Master of Science (MS)

Document Type

Master's Thesis


Arts and Sciences



First Advisor

Dr. Charles R. Carlson

Second Advisor

Dr. Craig S. Miller


Self-regulation is the capacity to exert control over cognition, emotion, behavior, and physiology. Since chronic pain interferes with the ability to self-regulate, the primary goal of this study was to examine, in rodents, the effects of chronic pain on self-regulation processes.

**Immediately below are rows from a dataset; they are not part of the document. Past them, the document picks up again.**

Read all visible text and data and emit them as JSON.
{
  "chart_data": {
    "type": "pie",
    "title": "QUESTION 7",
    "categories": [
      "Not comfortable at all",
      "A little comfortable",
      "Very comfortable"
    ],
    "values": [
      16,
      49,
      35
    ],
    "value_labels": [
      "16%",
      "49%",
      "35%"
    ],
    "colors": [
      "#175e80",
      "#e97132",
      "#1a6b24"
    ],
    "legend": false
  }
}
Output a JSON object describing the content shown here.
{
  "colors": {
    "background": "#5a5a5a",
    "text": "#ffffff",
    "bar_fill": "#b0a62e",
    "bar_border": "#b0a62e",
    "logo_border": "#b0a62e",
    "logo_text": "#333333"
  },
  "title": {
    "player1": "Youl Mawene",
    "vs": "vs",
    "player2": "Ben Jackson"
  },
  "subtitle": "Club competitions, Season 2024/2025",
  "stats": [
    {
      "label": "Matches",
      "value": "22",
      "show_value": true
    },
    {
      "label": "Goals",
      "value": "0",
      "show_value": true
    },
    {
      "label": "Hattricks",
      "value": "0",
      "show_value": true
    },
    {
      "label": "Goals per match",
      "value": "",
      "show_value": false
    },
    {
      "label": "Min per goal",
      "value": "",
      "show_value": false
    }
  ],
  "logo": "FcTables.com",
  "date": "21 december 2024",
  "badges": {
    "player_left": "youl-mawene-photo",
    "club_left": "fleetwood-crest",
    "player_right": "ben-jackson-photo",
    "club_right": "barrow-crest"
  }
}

Sixteen male Sprague-Dawley rats were divided into two groups: (1) chronic constriction injury of the infraorbital nerve (CCI-ION) and (2) naïve. Testing confirmed that CCI-ION animals had significant mechanical allodynia compared to naïve animals (p<0.001). A two-part self-regulation behavioral paradigm consisting of a cued go/no-go task and a subsequent persistence task was developed based on human paradigms. In the cued task, both groups made fewer incorrect lever presses in post-surgery trials (p<0.001); naive animals had a greater decrease in number of incorrect presses than CCI-ION animals (p=0.06). Similarly, both groups had a larger correct to total lever presses ratio in post-surgery trials (p<0.001); naïve animals had a greater increase than CCI-ION animals (p=0.06). In the persistence task, naïve animals experienced a greater decrease in lever presses (p=0.08) than did CCI-ION animals (p=0.66). These results suggest that animals experiencing chronic pain were not able to learn as well as naïve animals, and may have difficulty responding to novel environmental demands.